The SNES version also features a time-trial mode and a two-player versus fight mode. Like the arcade version, each turtle was given unique attributes in areas such as speed and strength. In addition, the move to throw enemies off-screen can now be performed intentionally (instead of just randomly), a technique specifically required at the end of the Technodrome level.
Teenage Mutant Ninja Turtles 3: Mutant Nightmare
An emulated conversion of the original arcade game can be unlocked after completing the first batch of missions in Teenage Mutant Ninja Turtles 3: Mutant Nightmare. The game is emulated from the four-player version. Differences include the lack of a score counter, an entirely new soundtrack (likely due to rights issues with the original soundtrack), altered voices, and a slightly choppy frame rate compared to the arcade. Much like the version it was based on, the characters are assigned by controller. This means that Donatello and Raphael are not playable in the PlayStation 2 version without a multitap, as the base console only has two controller slots. The new soundtrack is a re-arranged version from the Nintendo DS version of Mutant Nightmare.
|Nintendo Power||4 / 5|
|Nintendojo||9.4 / 10|
Following its release, Turtles in Time became Konami's best selling arcade title. Although critics found that the second game was largely similar to the previous arcade game, they felt that it was a net improvement over its predecessor on all points, including graphics, music and gameplay. Overall, the game was hailed for staying true to its source material.

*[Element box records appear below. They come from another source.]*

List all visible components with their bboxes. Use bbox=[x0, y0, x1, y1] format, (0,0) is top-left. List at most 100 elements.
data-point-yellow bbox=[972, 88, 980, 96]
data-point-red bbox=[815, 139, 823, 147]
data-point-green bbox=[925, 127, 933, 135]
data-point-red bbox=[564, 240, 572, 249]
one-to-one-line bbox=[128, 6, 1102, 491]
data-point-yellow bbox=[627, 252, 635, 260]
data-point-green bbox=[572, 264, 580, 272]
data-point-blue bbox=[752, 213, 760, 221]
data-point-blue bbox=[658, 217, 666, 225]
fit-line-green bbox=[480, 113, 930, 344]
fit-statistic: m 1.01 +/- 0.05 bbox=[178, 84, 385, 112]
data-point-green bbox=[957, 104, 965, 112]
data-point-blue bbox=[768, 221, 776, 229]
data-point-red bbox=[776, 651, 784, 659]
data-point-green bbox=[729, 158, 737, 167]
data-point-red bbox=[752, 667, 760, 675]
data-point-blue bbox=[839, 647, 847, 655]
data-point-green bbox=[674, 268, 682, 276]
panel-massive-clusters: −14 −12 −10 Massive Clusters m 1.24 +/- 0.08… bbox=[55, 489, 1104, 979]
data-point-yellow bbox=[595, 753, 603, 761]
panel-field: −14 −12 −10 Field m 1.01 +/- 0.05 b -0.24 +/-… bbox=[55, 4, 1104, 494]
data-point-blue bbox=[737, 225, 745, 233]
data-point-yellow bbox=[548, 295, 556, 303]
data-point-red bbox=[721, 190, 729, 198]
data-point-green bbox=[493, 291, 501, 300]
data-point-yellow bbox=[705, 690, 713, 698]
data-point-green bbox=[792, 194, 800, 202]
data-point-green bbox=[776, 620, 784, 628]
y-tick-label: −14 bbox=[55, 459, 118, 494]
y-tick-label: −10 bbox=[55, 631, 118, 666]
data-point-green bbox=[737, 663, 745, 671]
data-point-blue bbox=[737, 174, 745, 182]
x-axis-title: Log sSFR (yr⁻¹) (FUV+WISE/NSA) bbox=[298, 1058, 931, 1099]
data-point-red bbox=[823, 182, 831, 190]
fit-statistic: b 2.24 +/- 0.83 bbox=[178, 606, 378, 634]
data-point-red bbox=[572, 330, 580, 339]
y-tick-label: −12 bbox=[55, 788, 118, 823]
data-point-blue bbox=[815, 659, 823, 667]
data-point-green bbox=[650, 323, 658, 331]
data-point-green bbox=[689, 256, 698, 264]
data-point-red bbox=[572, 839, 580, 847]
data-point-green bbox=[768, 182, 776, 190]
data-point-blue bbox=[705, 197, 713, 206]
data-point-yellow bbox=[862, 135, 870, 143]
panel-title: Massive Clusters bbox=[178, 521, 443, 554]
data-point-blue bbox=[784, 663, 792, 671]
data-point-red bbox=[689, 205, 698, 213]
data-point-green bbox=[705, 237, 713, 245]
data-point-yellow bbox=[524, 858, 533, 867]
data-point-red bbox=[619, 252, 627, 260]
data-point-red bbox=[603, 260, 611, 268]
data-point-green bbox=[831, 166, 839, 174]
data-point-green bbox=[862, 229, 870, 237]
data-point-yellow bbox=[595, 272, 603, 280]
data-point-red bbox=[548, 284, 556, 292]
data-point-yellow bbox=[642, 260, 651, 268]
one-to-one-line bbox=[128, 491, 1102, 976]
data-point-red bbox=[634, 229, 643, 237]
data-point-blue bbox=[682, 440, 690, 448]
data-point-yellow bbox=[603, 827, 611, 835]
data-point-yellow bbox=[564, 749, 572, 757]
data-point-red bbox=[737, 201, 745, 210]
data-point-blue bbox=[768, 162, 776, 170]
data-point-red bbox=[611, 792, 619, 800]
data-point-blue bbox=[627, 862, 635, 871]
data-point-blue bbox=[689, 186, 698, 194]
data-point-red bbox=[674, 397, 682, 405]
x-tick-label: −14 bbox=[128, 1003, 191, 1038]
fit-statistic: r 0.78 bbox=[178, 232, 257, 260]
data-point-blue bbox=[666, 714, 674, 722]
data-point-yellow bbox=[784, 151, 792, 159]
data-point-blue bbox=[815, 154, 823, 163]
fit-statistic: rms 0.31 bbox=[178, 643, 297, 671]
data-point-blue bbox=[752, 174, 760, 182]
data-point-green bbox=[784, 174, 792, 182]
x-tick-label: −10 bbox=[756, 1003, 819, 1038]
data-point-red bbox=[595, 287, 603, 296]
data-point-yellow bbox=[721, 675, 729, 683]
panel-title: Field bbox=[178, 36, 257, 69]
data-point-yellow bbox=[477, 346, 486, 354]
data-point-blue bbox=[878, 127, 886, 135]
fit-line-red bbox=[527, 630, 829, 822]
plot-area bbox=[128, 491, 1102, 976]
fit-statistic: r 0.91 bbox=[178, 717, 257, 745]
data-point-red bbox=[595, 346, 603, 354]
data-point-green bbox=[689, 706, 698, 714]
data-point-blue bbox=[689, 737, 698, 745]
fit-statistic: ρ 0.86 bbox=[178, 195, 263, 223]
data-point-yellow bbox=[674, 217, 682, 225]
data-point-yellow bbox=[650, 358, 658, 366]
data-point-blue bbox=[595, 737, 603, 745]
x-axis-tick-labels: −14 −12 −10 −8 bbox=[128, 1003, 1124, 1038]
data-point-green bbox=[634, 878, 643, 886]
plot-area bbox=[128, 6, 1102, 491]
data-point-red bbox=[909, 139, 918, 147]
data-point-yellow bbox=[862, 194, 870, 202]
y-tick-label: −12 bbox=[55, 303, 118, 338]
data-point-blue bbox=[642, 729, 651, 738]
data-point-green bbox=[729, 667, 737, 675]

The SNES version was praised for its additional stages and gameplay modes. Like the arcade version, the SNES game has been lauded for its visuals, which replicate the cartoon's art style. The game's music and sound effects have also been praised. However, the game has been criticized for its repetitive gameplay and short length. Despite these criticisms, Nintendojo called Teenage Mutant Ninja Turtles IV: Turtles in Time the best Ninja Turtles game of all time, while ScrewAttack called it the best Beat Em' Up ever.
The 2009 remake, Teenage Mutant Ninja Turtles: Turtles in Time Re-Shelled, features new graphics and sounds. The graphics were remade completely in 3D, with players now moving in and out of a true 3D camera. The opening and closing cinematics were remade with a stylized 2D look. The vocal quips of the arcade version return, re-recorded by the cast of the 2003 cartoon. The music was also re-done for every stage.
Re-Shelled was based on the original arcade machine, rather than on the SNES version. As a result, the extra stages and enemy characters from the earlier home version were excluded. The gameplay remained similar, except that players could now attack in eight directions. The game could also be played online with up to four players. This version also features a Survival mode, Quickplay mode, multiple difficulties and Achievements/Trophy support.